数十年働いた会社を辞め今は窓口対応をしているが、仕事のことはよくわからない。
父は仕事全般に関して私に話すことはあっても、内容や愚痴をこぼすことはなかった。以前は。
六人家族で一番はじめに家を出たのは長女だった。
実家から150km離れた看護の学校に通う為に、アパートを借りたのだ。
次女もそれを追うようにして、高校を卒業すると家を出ていった。
家を出るというほど悪いイメージではないのだが、俺と妹はいつか姉が帰ってきて、また6人で暮らすものだとばかり思っていた。
ここは実家で故郷だから、みんなが帰る場所なのだと。
そうじゃないと知ったのは、他ならぬ私が東京へ出た日だった。
二浪を経て大学へ進学した私は、それなりに都会の生活を楽しんだ。
ただ成績は芳しくなく、欠席日数が増え単位を落とし、親不幸にも四年もかけて大学を辞めた。

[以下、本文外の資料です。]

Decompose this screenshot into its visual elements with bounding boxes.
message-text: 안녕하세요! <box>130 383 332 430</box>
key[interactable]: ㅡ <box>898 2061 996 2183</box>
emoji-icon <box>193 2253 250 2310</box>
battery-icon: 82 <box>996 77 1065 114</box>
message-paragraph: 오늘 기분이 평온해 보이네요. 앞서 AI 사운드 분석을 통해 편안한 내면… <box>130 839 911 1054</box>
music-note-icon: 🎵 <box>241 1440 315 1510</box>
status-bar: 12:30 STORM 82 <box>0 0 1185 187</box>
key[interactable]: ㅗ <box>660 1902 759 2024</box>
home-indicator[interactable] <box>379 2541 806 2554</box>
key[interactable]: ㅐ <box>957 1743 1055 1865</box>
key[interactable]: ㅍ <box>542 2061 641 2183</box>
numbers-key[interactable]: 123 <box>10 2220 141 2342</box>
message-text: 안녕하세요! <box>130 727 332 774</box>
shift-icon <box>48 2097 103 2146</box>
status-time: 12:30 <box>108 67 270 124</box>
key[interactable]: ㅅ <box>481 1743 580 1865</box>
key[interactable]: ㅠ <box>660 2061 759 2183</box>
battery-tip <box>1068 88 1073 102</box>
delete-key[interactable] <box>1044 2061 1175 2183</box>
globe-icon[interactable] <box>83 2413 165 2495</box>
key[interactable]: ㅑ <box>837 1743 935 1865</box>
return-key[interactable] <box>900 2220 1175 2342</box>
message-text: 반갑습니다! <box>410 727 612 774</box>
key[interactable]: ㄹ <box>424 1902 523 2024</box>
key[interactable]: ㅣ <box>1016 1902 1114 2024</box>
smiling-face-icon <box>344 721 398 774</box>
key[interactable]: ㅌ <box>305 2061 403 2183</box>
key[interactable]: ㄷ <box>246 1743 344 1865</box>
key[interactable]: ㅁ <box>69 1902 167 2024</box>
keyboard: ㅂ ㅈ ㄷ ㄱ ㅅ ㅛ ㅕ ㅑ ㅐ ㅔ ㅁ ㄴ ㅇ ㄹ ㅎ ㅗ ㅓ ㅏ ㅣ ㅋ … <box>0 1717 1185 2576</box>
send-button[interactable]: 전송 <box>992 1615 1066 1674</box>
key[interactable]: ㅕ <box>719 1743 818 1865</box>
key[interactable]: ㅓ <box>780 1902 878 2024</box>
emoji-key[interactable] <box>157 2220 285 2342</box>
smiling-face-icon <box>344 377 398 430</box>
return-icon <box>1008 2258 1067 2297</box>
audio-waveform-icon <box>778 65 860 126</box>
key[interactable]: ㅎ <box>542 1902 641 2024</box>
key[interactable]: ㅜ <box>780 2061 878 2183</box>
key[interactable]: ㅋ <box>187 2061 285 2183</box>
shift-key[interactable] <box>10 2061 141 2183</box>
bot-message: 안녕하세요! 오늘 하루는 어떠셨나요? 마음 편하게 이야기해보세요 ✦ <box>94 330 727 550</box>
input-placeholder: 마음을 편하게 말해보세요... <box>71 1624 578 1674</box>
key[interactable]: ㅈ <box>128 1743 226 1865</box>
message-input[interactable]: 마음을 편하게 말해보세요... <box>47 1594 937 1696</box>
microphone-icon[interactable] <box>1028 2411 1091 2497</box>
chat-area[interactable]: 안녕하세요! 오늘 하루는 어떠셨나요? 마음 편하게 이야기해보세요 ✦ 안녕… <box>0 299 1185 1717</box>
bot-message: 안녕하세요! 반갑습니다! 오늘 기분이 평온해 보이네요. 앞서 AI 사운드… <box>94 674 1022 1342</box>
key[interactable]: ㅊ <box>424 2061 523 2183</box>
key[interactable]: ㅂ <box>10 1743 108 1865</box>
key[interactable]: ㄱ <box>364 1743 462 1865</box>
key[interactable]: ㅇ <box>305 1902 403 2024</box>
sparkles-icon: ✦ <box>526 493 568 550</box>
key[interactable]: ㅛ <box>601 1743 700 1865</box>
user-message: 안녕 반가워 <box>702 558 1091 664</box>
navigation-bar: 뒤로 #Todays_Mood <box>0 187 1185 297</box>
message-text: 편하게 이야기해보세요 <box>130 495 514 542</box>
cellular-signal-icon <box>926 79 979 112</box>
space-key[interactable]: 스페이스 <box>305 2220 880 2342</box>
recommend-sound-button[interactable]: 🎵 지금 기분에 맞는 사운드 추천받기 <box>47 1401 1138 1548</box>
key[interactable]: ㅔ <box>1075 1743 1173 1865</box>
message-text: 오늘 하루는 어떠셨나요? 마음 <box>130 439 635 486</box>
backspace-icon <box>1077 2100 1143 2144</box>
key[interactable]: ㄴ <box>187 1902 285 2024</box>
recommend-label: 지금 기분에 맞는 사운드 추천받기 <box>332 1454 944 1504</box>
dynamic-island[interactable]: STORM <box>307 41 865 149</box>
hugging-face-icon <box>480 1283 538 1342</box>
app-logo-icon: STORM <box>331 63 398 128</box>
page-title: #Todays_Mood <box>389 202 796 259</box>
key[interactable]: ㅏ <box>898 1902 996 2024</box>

妹は順調に大学へ進学し、その後就職のため東京へ出て行った。
私は大学を辞めて一度実家に戻り、母と父と私の三人暮らしが数年続いた。
母は意思と夢を持つ方で、東京で保育園の勉強の為に家を出て行き、南の方に移り住む。
私と父の生活は二年ほど続いた。
始めこそ料理を張り切っていた私だが、終いには惣菜に頼るようになり、いつしか父が惣菜を買うのが習慣になる。
バジルソースのかかったチキンを一言好きと言っただけで、父は毎週のようにバジルソースのチキンを買ってきた。
「もう飽きたから買わないで」と言った時、父は「前は好きだと言っていたから」と悲しそうな顔をしていた。
程なく私は東京の母の家に移り、実家は父一人となり現在に至る。